My baby girl will turn three next week. In the first few months of her life, I was as dependent on diapers.com as she was on me for food. I had two kids in diapers. I used baby shampoos, soaps and toothpaste. I loved everything about diapers.com. Free overnight shipping, no tax, and amazingly responsive customer service. When I was tired from sleepless nights and mistakenly ordered the wrong item, they replaced it without charging me. It was my fault, but they repeatedly did everything they could to make me happy.
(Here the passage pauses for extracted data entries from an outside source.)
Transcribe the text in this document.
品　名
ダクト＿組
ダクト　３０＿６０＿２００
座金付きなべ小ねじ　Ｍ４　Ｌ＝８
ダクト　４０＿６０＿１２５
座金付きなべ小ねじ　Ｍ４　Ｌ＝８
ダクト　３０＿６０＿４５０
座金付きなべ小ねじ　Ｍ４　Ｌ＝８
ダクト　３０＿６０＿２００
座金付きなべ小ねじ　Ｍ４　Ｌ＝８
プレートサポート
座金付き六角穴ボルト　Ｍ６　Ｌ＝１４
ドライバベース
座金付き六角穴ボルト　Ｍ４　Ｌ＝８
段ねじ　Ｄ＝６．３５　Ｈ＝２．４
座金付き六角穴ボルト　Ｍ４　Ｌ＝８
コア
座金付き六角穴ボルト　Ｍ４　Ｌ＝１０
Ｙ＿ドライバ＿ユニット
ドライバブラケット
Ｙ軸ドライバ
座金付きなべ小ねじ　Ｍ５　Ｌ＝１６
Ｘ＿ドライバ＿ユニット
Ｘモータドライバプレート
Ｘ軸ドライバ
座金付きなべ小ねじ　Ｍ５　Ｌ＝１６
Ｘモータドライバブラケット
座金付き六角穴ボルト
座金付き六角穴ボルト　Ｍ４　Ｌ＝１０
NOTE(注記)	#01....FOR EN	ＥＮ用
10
For years, I’ve been a loyal customer. I’ve told friends about them and joked that they should pay me for all the good PR I’ve given them. So it was a sad goodbye when I unsubscribed from their email list today. It’s not because their customer service or product quality has declined or because (money-hungry) California caught up to them and they now apply tax on purchases. I simply don’t need the products they specialize in anymore.
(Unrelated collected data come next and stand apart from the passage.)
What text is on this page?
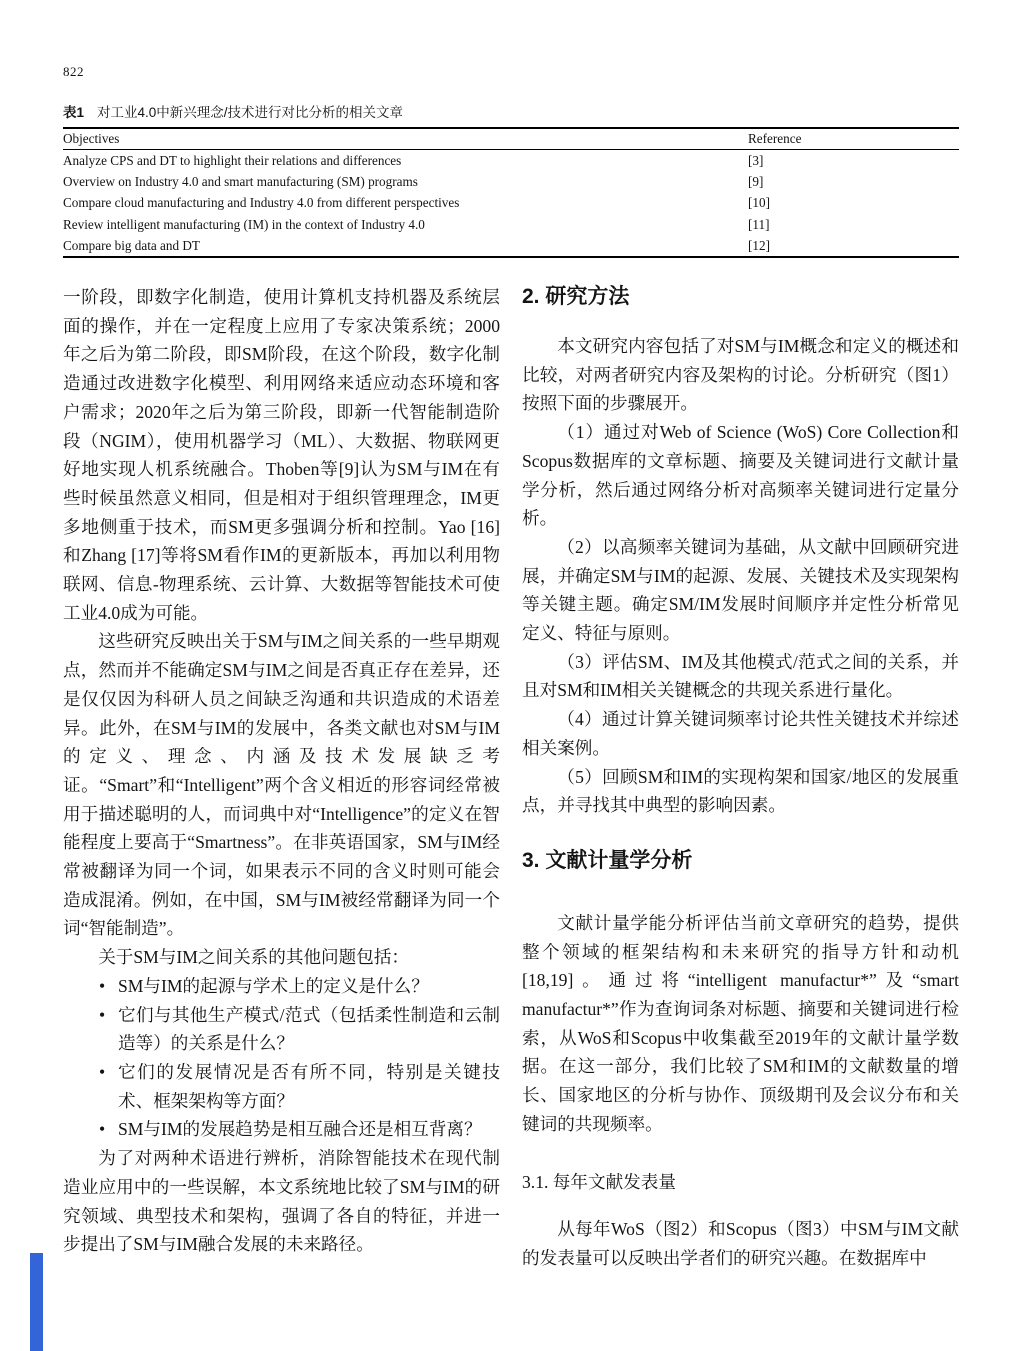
822
表1 对工业4.0中新兴理念/技术进行对比分析的相关文章
Objectives	Reference
Analyze CPS and DT to highlight their relations and differences	[3]
Overview on Industry 4.0 and smart manufacturing (SM) programs	[9]
Compare cloud manufacturing and Industry 4.0 from different perspectives	[10]
Review intelligent manufacturing (IM) in the context of Industry 4.0	[11]
Compare big data and DT	[12]

一阶段，即数字化制造，使用计算机支持机器及系统层面的操作，并在一定程度上应用了专家决策系统；2000年之后为第二阶段，即SM阶段，在这个阶段，数字化制造通过改进数字化模型、利用网络来适应动态环境和客户需求；2020年之后为第三阶段，即新一代智能制造阶段（NGIM），使用机器学习（ML）、大数据、物联网更好地实现人机系统融合。Thoben等[9]认为SM与IM在有些时候虽然意义相同，但是相对于组织管理理念，IM更多地侧重于技术，而SM更多强调分析和控制。Yao [16]和Zhang [17]等将SM看作IM的更新版本，再加以利用物联网、信息-物理系统、云计算、大数据等智能技术可使工业4.0成为可能。

这些研究反映出关于SM与IM之间关系的一些早期观点，然而并不能确定SM与IM之间是否真正存在差异，还是仅仅因为科研人员之间缺乏沟通和共识造成的术语差异。此外，在SM与IM的发展中，各类文献也对SM与IM的定义、理念、内涵及技术发展缺乏考证。“Smart”和“Intelligent”两个含义相近的形容词经常被用于描述聪明的人，而词典中对“Intelligence”的定义在智能程度上要高于“Smartness”。在非英语国家，SM与IM经常被翻译为同一个词，如果表示不同的含义时则可能会造成混淆。例如，在中国，SM与IM被经常翻译为同一个词“智能制造”。

关于SM与IM之间关系的其他问题包括：

• SM与IM的起源与学术上的定义是什么？
• 它们与其他生产模式/范式（包括柔性制造和云制造等）的关系是什么？
• 它们的发展情况是否有所不同，特别是关键技术、框架架构等方面？
• SM与IM的发展趋势是相互融合还是相互背离？

为了对两种术语进行辨析，消除智能技术在现代制造业应用中的一些误解，本文系统地比较了SM与IM的研究领域、典型技术和架构，强调了各自的特征，并进一步提出了SM与IM融合发展的未来路径。

2. 研究方法

本文研究内容包括了对SM与IM概念和定义的概述和比较，对两者研究内容及架构的讨论。分析研究（图1）按照下面的步骤展开。

（1）通过对Web of Science (WoS) Core Collection和Scopus数据库的文章标题、摘要及关键词进行文献计量学分析，然后通过网络分析对高频率关键词进行定量分析。

（2）以高频率关键词为基础，从文献中回顾研究进展，并确定SM与IM的起源、发展、关键技术及实现架构等关键主题。确定SM/IM发展时间顺序并定性分析常见定义、特征与原则。

（3）评估SM、IM及其他模式/范式之间的关系，并且对SM和IM相关关键概念的共现关系进行量化。

（4）通过计算关键词频率讨论共性关键技术并综述相关案例。

（5）回顾SM和IM的实现构架和国家/地区的发展重点，并寻找其中典型的影响因素。

3. 文献计量学分析

文献计量学能分析评估当前文章研究的趋势，提供整个领域的框架结构和未来研究的指导方针和动机[18,19]。通过将“intelligent manufactur*”及“smart manufactur*”作为查询词条对标题、摘要和关键词进行检索，从WoS和Scopus中收集截至2019年的文献计量学数据。在这一部分，我们比较了SM和IM的文献数量的增长、国家地区的分析与协作、顶级期刊及会议分布和关键词的共现频率。

3.1. 每年文献发表量

从每年WoS（图2）和Scopus（图3）中SM与IM文献的发表量可以反映出学者们的研究兴趣。在数据库中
Four strollers, five car seats, 100 sippy cups and God knows how many diapers later, I no longer have babies. I have a preschool-age child and an almost-kindergartner (I write, wiping away tears). Diapers.com sells some items for older kids, but most of their promotional emails don’t relate to these products, so over the past few months, their emails became clutter in my inbox. Yet I resisted unsubscribing, maybe hanging onto the baby stage just a bit longer.
If I need something, I’ll still check their site, or one of their sister sites, soap.com, yoyo.com or beautybar.com. I will recommend diapers.com to all the new moms I know and I’ll buy baby gifts for friends on the site.
I remember reading the company story (they started in a garage) in a business magazine years ago and feeling good about giving my money to them. And it’s easy for me to get behind a service that saves me time and money. I’m not getting the emails anymore, but I’m forever grateful to the company that made having two babies in less than two years, just a little bit easier.